Светлый фон

Однако ни Лимбита, ни Терлеста в кабинете короля уже не было, Крадир показался мне по сравнению с сегодняшним утром необычно тихим, а Сиэнре, забравшись с ногами на кресло, сосредоточенно шевелила губами и время от времени поводила рукой в воздухе – точно кашу размешивала. Сказать кому полсотни лет назад, что кто-то будет колдовать прямо в королевских покоях, не поверили бы. Да я бы и сам не поверил…

Пока дед обнимал Гвальда и расспрашивал его об отце, я пошептался с Вьорком, проследил, чтобы Гвальд отдал ему Фионино письмо, и мы отправились обратно. По пути он пытался осторожненько выпытать у меня последние новости, а я то и дело переводил разговор на здоровье бабушки Хрунды. По-моему, он решил, что у меня размягчение мозгов, но уж чего не умею, так это хитрить и увиливать.

Когда мы наконец дошли до покоев Фионы, я чувствовал себя так, словно на мне воду возили, и мечтал только об одном – пристроиться где-нибудь в тихом теплом уголке и чтобы меня никто не трогал. Но мечтам так и не суждено было сбыться – Фиона тут же потащила меня к себе.

Сидеть у ее ложа после насланного Лимбитом сна оказалось сущей мукой. Ее взгляд, голос, руки – все напоминало о той, другой Фионе, бывшей только со мной и принадлежавшей лишь мне. Умом я понимал, что гному, начавшему путать между собой сон и явь, лучше самому отправиться в клан Алтаря, где, по слухам, располагался наш крошечный дом для умалишенных, и попросить приютить его, пока он не натворил бед.

Попадись мне в этот момент Лимбит, я бы, наверно, придушил его. Сам того не зная, он умудрился за одну ночь разрушить те стены, которые я возводил месяцами, заставляя себя думать о Фионе отстраненно – как о своей подопечной, королеве Хорверка и супруге Вьорка. Теперь же он не оставил мне иного выбора, кроме как либо желать Вьорку смерти (а это было настолько подло, что не могло вызвать ничего, кроме омерзения), либо запретить себе и думать о том… Да, надо отдать себе в этом отчет: о том, что было чужим, хотя и стало казаться мне такой же частью меня самого, как нос или ухо.

Казаться. Именно казаться. Ведь Фиона никогда не вела себя со мной иначе, как со Щитом или другом. А это означало, что я метался в плену своих собственных иллюзий и не находил из них выхода.

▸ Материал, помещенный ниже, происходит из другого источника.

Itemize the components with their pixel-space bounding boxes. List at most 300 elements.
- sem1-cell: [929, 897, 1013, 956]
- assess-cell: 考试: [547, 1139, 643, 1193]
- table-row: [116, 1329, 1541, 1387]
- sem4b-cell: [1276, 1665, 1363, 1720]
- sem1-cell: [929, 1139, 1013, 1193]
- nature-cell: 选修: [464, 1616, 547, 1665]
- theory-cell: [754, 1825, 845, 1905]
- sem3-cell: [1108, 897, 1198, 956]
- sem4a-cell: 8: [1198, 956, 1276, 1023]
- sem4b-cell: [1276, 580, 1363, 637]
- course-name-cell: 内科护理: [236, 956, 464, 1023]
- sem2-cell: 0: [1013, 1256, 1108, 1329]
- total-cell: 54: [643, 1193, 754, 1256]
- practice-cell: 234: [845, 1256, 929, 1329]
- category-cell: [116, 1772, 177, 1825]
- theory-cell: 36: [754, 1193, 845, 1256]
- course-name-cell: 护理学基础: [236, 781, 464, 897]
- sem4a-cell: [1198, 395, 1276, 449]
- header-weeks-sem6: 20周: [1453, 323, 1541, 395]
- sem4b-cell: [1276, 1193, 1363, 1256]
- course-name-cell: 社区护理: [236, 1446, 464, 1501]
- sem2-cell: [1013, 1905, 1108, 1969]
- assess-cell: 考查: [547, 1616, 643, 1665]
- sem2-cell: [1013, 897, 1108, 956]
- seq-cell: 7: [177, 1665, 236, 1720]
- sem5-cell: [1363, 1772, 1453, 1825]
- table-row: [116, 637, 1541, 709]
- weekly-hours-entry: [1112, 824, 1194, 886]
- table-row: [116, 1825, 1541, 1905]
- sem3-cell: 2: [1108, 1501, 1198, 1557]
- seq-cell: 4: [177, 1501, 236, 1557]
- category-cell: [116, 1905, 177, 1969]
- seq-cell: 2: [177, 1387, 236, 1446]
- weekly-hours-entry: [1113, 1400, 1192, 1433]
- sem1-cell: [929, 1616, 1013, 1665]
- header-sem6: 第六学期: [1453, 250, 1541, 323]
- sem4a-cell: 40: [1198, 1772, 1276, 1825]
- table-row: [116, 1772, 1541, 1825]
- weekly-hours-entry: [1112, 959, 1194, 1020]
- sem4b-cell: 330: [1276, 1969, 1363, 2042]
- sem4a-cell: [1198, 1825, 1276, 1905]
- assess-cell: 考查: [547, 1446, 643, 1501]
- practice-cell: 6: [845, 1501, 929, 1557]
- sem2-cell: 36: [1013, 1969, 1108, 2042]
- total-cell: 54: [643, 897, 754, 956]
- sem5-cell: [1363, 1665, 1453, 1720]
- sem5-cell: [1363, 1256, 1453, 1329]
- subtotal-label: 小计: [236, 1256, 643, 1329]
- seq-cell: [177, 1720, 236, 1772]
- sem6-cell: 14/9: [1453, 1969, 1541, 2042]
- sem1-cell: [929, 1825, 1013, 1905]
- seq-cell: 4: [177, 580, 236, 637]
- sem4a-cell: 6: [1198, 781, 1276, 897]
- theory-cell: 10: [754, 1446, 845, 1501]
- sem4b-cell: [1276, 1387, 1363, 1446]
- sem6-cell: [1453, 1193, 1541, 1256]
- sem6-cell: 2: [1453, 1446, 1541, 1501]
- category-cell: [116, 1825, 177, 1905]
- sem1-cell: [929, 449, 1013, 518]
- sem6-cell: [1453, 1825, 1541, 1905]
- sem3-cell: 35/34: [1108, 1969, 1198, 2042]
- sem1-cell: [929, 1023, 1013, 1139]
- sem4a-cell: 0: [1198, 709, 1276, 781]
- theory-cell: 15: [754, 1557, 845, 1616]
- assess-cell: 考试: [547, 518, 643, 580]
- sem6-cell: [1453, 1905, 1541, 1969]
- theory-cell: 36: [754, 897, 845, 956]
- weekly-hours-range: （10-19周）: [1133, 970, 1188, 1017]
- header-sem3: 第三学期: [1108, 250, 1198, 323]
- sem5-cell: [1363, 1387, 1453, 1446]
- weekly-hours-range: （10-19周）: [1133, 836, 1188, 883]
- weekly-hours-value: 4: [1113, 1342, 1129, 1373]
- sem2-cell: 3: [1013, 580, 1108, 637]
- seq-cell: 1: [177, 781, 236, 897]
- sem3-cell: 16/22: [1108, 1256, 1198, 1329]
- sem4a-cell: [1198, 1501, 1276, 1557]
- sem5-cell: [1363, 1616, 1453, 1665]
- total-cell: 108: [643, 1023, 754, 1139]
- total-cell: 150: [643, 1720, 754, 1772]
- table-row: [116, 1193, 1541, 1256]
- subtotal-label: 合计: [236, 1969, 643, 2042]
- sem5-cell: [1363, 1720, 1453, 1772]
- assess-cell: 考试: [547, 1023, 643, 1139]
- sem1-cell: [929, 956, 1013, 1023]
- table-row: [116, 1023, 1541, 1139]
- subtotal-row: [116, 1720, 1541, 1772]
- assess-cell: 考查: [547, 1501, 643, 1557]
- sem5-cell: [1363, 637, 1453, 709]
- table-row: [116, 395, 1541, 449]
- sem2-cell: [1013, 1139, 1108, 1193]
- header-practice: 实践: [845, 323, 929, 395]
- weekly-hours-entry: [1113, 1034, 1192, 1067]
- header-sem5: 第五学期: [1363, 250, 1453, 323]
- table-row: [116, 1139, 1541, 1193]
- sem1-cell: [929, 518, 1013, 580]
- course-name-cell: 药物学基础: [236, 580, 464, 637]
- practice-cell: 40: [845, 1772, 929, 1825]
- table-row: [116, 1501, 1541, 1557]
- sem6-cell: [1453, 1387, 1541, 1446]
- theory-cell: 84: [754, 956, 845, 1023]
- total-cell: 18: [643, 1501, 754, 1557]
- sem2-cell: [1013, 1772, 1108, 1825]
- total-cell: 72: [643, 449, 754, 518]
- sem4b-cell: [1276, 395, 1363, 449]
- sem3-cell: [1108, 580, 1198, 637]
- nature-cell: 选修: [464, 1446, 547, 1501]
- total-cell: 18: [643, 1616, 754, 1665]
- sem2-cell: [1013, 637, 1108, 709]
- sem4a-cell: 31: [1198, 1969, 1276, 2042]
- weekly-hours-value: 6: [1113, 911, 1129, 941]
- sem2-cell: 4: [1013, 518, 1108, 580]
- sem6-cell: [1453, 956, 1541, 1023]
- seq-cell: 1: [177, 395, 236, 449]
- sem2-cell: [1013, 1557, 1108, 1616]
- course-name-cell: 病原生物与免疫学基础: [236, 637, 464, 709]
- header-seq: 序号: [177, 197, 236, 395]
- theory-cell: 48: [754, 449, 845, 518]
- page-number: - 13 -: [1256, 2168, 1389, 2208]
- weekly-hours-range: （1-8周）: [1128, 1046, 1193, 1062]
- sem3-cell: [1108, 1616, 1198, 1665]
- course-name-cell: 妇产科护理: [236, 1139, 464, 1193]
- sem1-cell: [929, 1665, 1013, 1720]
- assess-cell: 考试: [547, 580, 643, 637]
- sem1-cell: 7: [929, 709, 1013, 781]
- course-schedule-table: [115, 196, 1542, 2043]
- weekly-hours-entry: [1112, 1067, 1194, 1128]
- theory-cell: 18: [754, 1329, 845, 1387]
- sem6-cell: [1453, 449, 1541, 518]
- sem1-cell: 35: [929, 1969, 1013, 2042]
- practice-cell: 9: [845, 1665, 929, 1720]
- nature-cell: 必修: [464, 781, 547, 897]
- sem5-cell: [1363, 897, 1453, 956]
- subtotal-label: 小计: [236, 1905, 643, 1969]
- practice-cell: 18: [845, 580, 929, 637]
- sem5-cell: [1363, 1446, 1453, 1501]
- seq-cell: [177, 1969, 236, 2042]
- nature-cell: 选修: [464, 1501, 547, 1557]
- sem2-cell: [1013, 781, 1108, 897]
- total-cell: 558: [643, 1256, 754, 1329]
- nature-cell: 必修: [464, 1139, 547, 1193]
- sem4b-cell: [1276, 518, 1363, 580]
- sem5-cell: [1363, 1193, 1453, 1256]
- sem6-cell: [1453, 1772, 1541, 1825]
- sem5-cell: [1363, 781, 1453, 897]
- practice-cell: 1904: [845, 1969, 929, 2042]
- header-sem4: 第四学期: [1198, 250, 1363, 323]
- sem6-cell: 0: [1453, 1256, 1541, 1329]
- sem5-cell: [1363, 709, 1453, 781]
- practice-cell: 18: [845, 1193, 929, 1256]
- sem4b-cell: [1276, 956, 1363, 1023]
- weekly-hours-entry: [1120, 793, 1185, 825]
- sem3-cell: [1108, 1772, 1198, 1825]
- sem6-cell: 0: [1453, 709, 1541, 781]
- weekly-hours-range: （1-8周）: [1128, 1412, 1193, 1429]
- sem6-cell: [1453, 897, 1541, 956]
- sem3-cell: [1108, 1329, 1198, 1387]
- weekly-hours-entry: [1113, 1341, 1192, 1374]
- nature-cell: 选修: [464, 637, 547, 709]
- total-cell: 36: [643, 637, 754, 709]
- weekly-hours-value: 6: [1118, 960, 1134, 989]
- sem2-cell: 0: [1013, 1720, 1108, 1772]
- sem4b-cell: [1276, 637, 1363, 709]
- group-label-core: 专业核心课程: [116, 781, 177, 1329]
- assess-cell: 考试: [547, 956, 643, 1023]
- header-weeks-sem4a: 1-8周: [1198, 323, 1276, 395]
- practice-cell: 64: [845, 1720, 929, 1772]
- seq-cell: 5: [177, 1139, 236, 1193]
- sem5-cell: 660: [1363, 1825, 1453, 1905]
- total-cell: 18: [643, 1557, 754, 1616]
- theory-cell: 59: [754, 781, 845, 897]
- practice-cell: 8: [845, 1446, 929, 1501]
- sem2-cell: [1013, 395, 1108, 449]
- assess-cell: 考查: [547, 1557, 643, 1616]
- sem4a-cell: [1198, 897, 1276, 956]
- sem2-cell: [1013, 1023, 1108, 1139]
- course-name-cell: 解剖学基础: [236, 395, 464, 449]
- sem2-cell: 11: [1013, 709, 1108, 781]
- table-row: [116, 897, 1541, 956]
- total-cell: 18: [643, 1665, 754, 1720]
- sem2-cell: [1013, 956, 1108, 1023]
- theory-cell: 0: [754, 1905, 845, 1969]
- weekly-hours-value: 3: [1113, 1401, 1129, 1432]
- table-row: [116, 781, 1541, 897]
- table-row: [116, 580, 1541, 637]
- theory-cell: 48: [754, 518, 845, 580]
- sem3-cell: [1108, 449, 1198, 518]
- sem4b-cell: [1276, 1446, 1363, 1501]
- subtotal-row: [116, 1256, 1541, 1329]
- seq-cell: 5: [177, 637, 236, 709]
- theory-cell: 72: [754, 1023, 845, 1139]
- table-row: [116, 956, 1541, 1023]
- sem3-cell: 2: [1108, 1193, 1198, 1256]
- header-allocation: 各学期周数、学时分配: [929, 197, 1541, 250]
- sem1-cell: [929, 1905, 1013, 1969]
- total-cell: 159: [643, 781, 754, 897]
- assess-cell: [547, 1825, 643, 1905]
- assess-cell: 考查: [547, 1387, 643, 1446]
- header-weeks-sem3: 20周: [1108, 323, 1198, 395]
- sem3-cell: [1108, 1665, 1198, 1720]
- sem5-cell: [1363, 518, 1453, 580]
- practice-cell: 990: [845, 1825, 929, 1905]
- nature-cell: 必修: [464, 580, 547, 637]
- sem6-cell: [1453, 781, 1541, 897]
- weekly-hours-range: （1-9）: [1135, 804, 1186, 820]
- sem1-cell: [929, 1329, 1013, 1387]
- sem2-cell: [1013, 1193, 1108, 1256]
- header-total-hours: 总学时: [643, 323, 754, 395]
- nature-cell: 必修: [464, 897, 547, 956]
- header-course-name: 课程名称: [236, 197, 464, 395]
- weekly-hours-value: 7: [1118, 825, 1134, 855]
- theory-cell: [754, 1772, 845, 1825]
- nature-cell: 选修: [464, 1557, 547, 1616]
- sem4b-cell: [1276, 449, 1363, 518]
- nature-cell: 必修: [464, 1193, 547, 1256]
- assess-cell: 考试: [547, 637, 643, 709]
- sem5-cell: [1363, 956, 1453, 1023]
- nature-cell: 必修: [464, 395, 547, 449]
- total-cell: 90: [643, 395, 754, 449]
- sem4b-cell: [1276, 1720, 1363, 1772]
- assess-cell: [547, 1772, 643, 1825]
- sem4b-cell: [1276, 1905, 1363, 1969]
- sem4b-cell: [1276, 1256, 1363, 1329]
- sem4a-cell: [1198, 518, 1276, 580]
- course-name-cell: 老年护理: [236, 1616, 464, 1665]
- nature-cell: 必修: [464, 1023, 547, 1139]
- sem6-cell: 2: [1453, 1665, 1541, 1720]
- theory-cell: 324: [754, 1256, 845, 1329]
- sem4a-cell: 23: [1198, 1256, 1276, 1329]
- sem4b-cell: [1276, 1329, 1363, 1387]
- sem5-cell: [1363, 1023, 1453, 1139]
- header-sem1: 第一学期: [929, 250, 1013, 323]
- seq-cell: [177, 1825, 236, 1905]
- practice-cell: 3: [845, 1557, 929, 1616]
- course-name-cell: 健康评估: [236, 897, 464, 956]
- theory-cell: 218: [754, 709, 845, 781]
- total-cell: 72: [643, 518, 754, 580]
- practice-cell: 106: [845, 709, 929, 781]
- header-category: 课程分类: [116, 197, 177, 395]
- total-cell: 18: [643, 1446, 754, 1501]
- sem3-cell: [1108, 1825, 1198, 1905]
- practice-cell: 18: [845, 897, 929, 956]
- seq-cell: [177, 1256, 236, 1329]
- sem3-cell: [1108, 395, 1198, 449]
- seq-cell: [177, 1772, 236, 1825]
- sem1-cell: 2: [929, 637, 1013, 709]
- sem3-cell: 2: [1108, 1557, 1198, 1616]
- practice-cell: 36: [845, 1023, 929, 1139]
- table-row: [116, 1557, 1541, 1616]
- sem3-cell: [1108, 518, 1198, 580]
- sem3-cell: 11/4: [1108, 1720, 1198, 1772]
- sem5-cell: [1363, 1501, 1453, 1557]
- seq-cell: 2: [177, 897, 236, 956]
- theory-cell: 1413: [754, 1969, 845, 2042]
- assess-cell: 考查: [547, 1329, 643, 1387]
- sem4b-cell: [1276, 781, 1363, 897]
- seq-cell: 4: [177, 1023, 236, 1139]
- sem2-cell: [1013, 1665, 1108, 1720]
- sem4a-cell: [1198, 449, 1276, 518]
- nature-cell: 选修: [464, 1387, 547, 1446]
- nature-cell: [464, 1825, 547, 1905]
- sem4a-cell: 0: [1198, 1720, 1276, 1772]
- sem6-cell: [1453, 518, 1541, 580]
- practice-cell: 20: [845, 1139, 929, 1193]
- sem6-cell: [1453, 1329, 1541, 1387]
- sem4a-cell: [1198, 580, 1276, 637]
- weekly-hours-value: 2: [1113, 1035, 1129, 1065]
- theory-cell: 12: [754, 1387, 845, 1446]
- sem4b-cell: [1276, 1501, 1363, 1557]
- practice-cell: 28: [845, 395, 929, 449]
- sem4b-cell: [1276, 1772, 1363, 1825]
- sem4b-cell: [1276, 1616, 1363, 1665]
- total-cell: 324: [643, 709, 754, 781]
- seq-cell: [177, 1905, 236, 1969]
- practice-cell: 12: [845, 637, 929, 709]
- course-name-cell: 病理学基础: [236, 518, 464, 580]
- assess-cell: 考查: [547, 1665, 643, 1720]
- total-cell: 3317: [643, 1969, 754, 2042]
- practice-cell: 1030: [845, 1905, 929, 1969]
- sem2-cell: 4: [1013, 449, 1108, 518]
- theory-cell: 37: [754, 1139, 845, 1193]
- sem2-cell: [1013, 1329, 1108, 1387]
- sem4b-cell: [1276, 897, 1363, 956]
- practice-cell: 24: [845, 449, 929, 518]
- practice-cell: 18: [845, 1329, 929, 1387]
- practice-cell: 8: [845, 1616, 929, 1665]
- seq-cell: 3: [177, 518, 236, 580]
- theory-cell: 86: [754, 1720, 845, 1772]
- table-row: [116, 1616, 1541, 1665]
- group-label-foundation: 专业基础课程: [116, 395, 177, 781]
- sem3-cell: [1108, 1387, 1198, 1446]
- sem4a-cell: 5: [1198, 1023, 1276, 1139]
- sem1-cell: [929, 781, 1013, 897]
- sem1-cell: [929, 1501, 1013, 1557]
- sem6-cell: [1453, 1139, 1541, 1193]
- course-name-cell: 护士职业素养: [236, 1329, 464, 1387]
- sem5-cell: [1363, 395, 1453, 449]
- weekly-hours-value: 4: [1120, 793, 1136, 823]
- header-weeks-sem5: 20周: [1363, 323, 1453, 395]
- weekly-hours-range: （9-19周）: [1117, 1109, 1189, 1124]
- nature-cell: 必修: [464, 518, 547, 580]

Впрочем, такой выход был. Сложить с себя обязанности Щита. Вернуться в клан. Многие удивятся, но если Фиона освободит меня от клятвы, я не обязан буду объяснять кому бы то ни было что бы то ни было. Да отец с дедом и не станут спрашивать, как не спрашивали никогда и ни о чем: я сам делился с ними, если считал нужным. Вернее, возможным.